Anzac biscuits cooked by Geoff Scott of Vinnies Restaurant.
Photo / Doug Sherring
As a patriotic nibble, Anzac biscuits are second to none. For years New Zealand has had a better claim to the original recipe and name.
But the Aussies reckon they might be able to take back the biscuit, or at least a few crumbs of national pride, after the discovery of a recipe published in a Melbourne newspaper in 1921.
Australian and New Zealand troops on Gallipoli in 1915 probably ate nothing resembling today's Anzac biscuit, that delicious combination of rolled oats, golden syrup, sugar, flour, desiccated coconut and melted butter. (They had to make do with the dreaded hard-tack "tiles" in their ration-packs.)
Until now, the first Australian-published recipe for a recognisable "Anzac Biscuit" was credited to a 1923 edition of Mrs H W Shaw's Six Hundred Tested Recipes.
However, by picking through the National Library of Australia's Trove website - which contains digitised records of many Australian newspapers - AAP has found Melbourne's Argus newspaper printed a recipe for "Anzac Biscuits" on July 6, 1921.
The recipe, supplied by a reader identified only as "Caulfield", reads:
Two breakfast-cupfuls John Bull oats, half-cupful sugar, one scant cupful plain flour, half-cupful melted butter. Mix one tablespoonful of golden syrup, 2 tablespoonfuls boiling water, and one teaspoonful of soda till they froth; then add the melted butter. Mix in dry ingredients, and drop in spoonfuls on a floured tray. Bake in a slow oven.
The recipe has the right name, ingredients and method to stake a claim as the earliest recorded true "Anzac Biscuit" recipe. (Desiccated coconut does not seem to have been included in any version until 1927.)

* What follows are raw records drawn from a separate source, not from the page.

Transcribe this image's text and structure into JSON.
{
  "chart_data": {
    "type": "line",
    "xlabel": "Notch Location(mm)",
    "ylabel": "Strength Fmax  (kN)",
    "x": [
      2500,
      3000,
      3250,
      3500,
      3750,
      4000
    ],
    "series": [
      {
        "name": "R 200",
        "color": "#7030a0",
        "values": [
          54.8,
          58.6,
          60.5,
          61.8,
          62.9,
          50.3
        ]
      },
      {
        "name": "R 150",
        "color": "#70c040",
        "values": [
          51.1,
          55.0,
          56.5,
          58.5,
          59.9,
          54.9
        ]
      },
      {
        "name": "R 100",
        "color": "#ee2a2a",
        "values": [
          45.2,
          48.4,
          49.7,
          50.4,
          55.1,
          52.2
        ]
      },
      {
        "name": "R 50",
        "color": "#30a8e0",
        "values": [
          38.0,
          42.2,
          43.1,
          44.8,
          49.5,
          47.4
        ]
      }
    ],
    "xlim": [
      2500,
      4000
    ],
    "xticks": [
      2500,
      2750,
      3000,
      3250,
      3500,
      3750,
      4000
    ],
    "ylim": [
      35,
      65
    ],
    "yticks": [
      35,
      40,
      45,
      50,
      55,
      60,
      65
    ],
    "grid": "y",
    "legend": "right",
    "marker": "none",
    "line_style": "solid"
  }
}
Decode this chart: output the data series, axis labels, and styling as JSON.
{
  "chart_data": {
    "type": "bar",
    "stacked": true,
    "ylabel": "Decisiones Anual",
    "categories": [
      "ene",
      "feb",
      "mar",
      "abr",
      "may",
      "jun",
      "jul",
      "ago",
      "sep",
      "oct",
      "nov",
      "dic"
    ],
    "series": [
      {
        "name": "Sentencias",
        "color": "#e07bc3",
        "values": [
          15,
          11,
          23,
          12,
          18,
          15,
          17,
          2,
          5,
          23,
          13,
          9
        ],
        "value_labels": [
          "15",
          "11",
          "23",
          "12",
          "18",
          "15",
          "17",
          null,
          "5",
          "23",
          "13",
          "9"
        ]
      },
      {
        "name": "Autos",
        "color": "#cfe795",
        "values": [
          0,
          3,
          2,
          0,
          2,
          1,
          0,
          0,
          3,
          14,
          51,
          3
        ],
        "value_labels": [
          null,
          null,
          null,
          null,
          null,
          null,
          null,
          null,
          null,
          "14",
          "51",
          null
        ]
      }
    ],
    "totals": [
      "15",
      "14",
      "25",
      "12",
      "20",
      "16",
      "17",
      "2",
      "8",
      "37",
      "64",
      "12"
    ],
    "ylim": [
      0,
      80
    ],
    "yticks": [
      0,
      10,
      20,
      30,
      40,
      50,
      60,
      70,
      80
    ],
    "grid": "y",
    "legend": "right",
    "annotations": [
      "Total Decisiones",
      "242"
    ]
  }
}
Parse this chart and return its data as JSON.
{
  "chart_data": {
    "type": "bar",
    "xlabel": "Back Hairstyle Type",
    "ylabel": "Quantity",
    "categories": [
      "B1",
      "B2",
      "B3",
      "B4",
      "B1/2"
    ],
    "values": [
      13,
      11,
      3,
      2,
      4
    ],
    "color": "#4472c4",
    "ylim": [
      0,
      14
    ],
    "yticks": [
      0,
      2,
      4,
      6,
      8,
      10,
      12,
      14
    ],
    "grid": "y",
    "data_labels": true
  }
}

However, Dr Helen Leach, emeritus professor of anthropology at the University of Otago and the recognised authority on the Anzac biscuit, sounds a sobering note.
She points to a remarkably similar recipe - for "Anzac Crispies" - that was published in New Zealand in 1919 in the eighth edition of the St Andrew's Cookery Book.
Its ingredient quantities are double those of the newly-found Australian recipe, which makes Leach think "they're clearly related".
"I would say that yours may not be a copy of mine, but they may have the same ancestor."
Leach says feelings were "running so high" after the 1915 Gallipoli landing that Red Cross women on fund-raising stalls back in New Zealand probably changed the name of the already existing "rolled oat crispies" to boost sales.
"It's pretty clear that they just popped the name across, changed it to 'Anzac'," she says.
Leach does not shrink from controversy. Her 2008 book, The Pavlova Story, took on the fraught provenance of the pav.
The history of any recipe is difficult to pin down, Leach says: "You have concepts and people play around with their ingredients, their method to some extent, but also their names."
She expects that, as more old newspapers become available online, the Anzac biscuit's story will continue to evolve.